Tous ces gens-là enfin s'abandonnent à l'avenir qui leur sourit encore
après tant de maux!
Mais une autre prévoyance que celle de la vie, un autre soin que celui
de quitter ces parages funestes, occupent le capitaine, chef de cette
colonie errante, pour ainsi dire proscrite sur les flots. C'est sur
l'embarcation qu'il a expédiée au large la veille, qu'il fait diriger la route
du bâtiment, au premier souffle de la brise. Lui-même s'est placé à la
barre du gouvernail, car plus puissant que tous les autres par le courage
moral qu'il a su conserver au milieu des malheurs qui pesaient le plus
violemment sur sa tête, il se trouve encore le plus fort après le combat
qu'il lui a fallu livrer à la soif, à la faim, à la maladie et à la douleur.

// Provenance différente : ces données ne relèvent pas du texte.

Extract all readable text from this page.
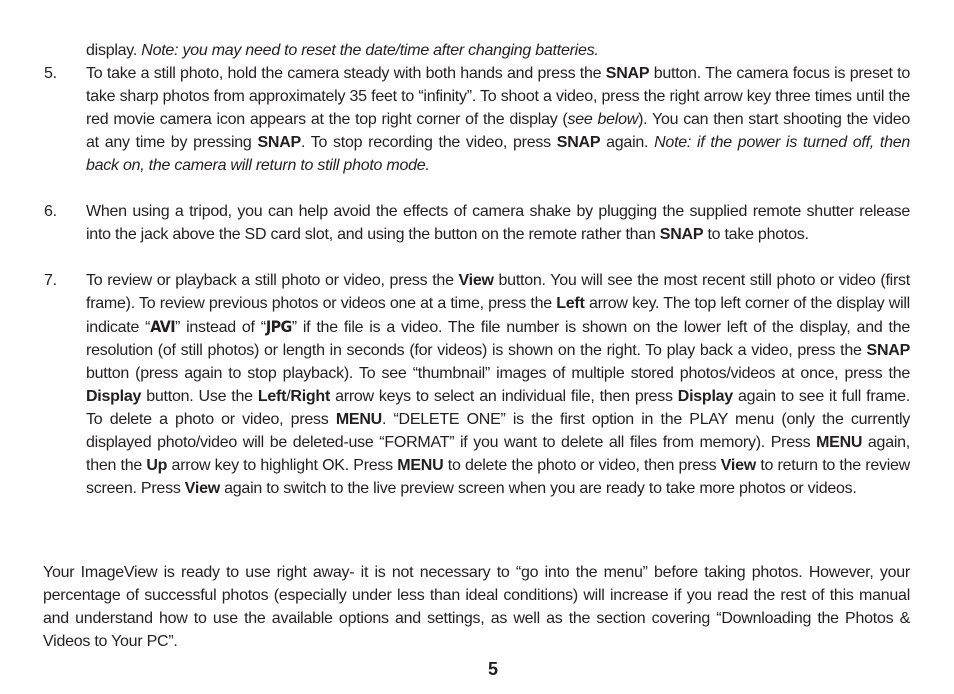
display. Note: you may need to reset the date/time after changing batteries.
5.	To take a still photo, hold the camera steady with both hands and press the SNAP button. The camera focus is preset to take sharp photos from approximately 35 feet to “infinity”. To shoot a video, press the right arrow key three times until the red movie camera icon appears at the top right corner of the display (see below). You can then start shooting the video at any time by pressing SNAP. To stop recording the video, press SNAP again. Note: if the power is turned off, then back on, the camera will return to still photo mode.
6.	When using a tripod, you can help avoid the effects of camera shake by plugging the supplied remote shutter release into the jack above the SD card slot, and using the button on the remote rather than SNAP to take photos.
7.	To review or playback a still photo or video, press the View button. You will see the most recent still photo or video (first frame). To review previous photos or videos one at a time, press the Left arrow key. The top left corner of the display will indicate “AVI” instead of “JPG” if the file is a video. The file number is shown on the lower left of the display, and the resolution (of still photos) or length in seconds (for videos) is shown on the right. To play back a video, press the SNAP button (press again to stop playback). To see “thumbnail” images of multiple stored photos/videos at once, press the Display button. Use the Left/Right arrow keys to select an individual file, then press Display again to see it full frame. To delete a photo or video, press MENU. “DELETE ONE” is the first option in the PLAY menu (only the currently displayed photo/video will be deleted-use “FORMAT” if you want to delete all files from memory). Press MENU again, then the Up arrow key to highlight OK. Press MENU to delete the photo or video, then press View to return to the review screen. Press View again to switch to the live preview screen when you are ready to take more photos or videos.
Your ImageView is ready to use right away- it is not necessary to “go into the menu” before taking photos. However, your percentage of successful photos (especially under less than ideal conditions) will increase if you read the rest of this manual and understand how to use the available options and settings, as well as the section covering “Downloading the Photos & Videos to Your PC”.
5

Le Mascarenhas courut pendant tout le reste de la nuit vers le point où
la veille il avait laissé son canot. Forcé de revenir sur sa route après
n'avoir que lentement avancé dans la direction qu'il avait prise, ce ne
fut qu'aux premières clartés du jour qu'il put découvrir enfin
l'embarcation qu'il avait inutilement cherchée pendant l'obscurité....

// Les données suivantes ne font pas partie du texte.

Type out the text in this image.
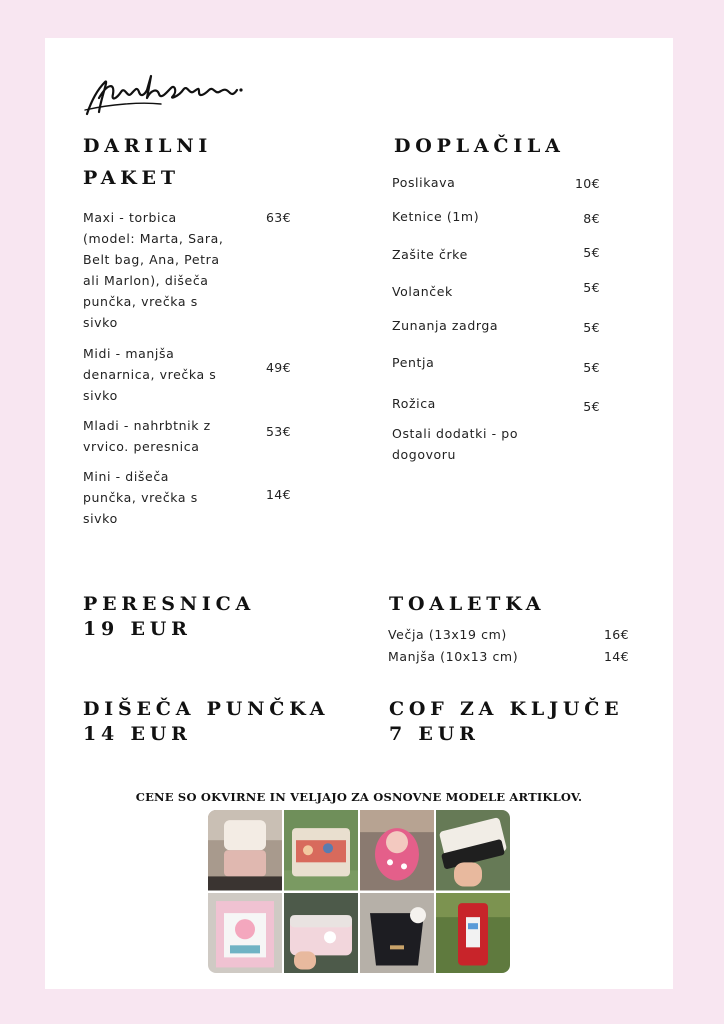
DARILNI PAKET
Maxi - torbica (model: Marta, Sara, Belt bag, Ana, Petra ali Marlon), dišeča punčka, vrečka s sivko
63€
Midi - manjša denarnica, vrečka s sivko
49€
Mladi - nahrbtnik z vrvico. peresnica
53€
Mini - dišeča punčka, vrečka s sivko
14€
DOPLAČILA
Poslikava	10€
Ketnice (1m)	8€
Zašite črke	5€
Volanček	5€
Zunanja zadrga	5€
Pentja	5€
Rožica	5€
Ostali dodatki - po dogovoru
PERESNICA
19 EUR
TOALETKA
Večja (13x19 cm)	16€
Manjša (10x13 cm)	14€
DIŠEČA PUNČKA
14 EUR
COF ZA KLJUČE
7 EUR
CENE SO OKVIRNE IN VELJAJO ZA OSNOVNE MODELE ARTIKLOV.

Mais quel spectacle funeste s'offrit aux yeux du capitaine quand il put
découvrir et retrouver son embarcation! Le silence le plus effrayant
régnait autour d'elle: aucun des canotiers ne se montrait à bord....
Peut-être, se disaient encore les hommes de l'équipage du navire, se
seront-ils couchés sous les bancs, accablés qu'ils ont dû être par la
fatigue.... Cette lueur d'espoir avait aussi abusé le capitaine.... Bientôt la

plus affreuse réalité ne lui permit plus de douter de tout son malheur.

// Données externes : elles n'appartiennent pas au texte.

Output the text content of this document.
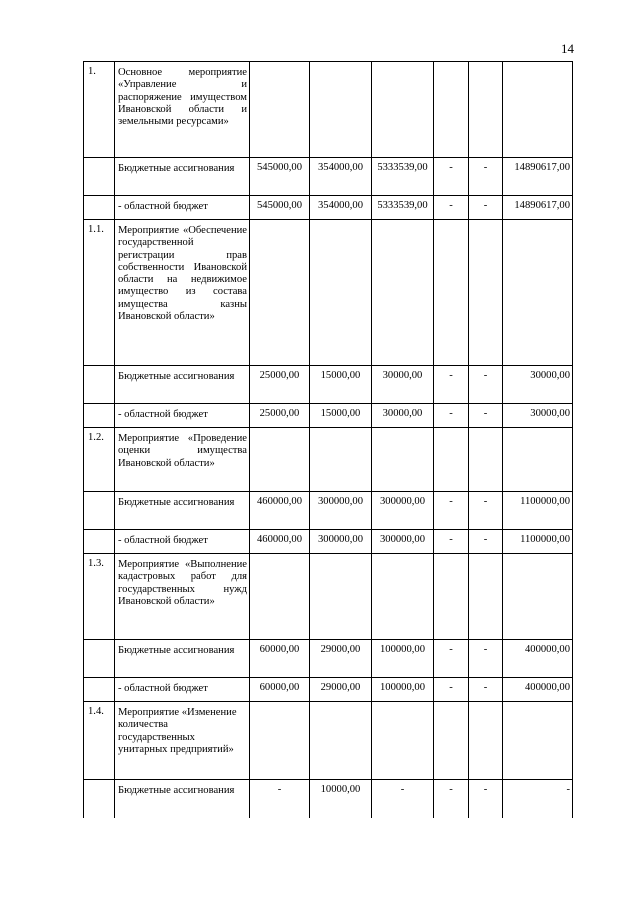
14
1.	Основное мероприятие «Управление и распоряжение имуществом Ивановской области и земельными ресурсами»						
	Бюджетные ассигнования	545000,00	354000,00	5333539,00	-	-	14890617,00
	- областной бюджет	545000,00	354000,00	5333539,00	-	-	14890617,00
1.1.	Мероприятие «Обеспечение государственной регистрации прав собственности Ивановской области на недвижимое имущество из состава имущества казны Ивановской области»						
	Бюджетные ассигнования	25000,00	15000,00	30000,00	-	-	30000,00
	- областной бюджет	25000,00	15000,00	30000,00	-	-	30000,00
1.2.	Мероприятие «Проведение оценки имущества Ивановской области»						
	Бюджетные ассигнования	460000,00	300000,00	300000,00	-	-	1100000,00
	- областной бюджет	460000,00	300000,00	300000,00	-	-	1100000,00
1.3.	Мероприятие «Выполнение кадастровых работ для государственных нужд Ивановской области»						
	Бюджетные ассигнования	60000,00	29000,00	100000,00	-	-	400000,00
	- областной бюджет	60000,00	29000,00	100000,00	-	-	400000,00
1.4.	Мероприятие «Изменение количества государственных унитарных предприятий»						
	Бюджетные ассигнования	-	10000,00	-	-	-	-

En approchant le canot, les matelots montés dans les haubans se turent,
et la désolation peinte dans leurs regards apprit assez au capitaine ce
qu'il n'avait déjà que trop redouté....
De larges taches de sang furent les seuls indices que l'on put retrouver
sur le plabord et les bancs du canot, autour duquel rôdaient encore
d'épouvantables requins!...
Personne, dans ce moment si fatal, n'osa proposer de reprendre
l'embarcation à bord: les forces de tout l'équipage y auraient à peine
suffi. Et d'ailleurs, quel spectacle la vue de ce canot n'aurait-elle pas
sans cesse présenté au père qui venait de perdre son fils d'une manière
si funeste, et aux matelots qui pleuraient ceux de leurs camarades morts
avec le jeune officier qui la veille s'était si généreusement immolé au
salut commun!...
Lorsque l'âme est en proie à la plus grande des souffrances qu'elle
puisse éprouver, les événemens extérieurs ne sont plus que bien peu de
chose pour elle. Le bâtiment que la veille le Mascarenhas avait aperçu
avec tant de joie, le bâtiment dans lequel il avait vu un compagnon de
voyage et d'infortune que lui amenait le Providence, s'était approché
sans que le capitaine eût remarqué la manoeuvre qu'il avait faite. Ce ne
fut que lorsque ce navire se trouva rendu presqu'à portée de voix, qu'on
se disposa, à bord du bâtiment anglais, à répondre aux questions qu'on
pourrait adresser, et que son compagnon de route paraissait avoir
l'intention de lui faire.
Mais, contre l'attente générale des marins du Mascarenhas, le bâtiment
qu'ils examinaient se contenta de régler sa vitesse sur celle de son
voisin, et de courir la même bordée que lui pendant long-temps, sans
qu'aucun homme à bord de ce bâtiment inconnu élevât la voix pour leur
adresser un seul mot.
Certes, il ne fallait rien moins que l'apparence singulière de ce nouveau
camarade de route pour arracher le capitaine anglais aux sombres
réflexions dans lesquelles il se trouvait absorbé depuis quelques heures.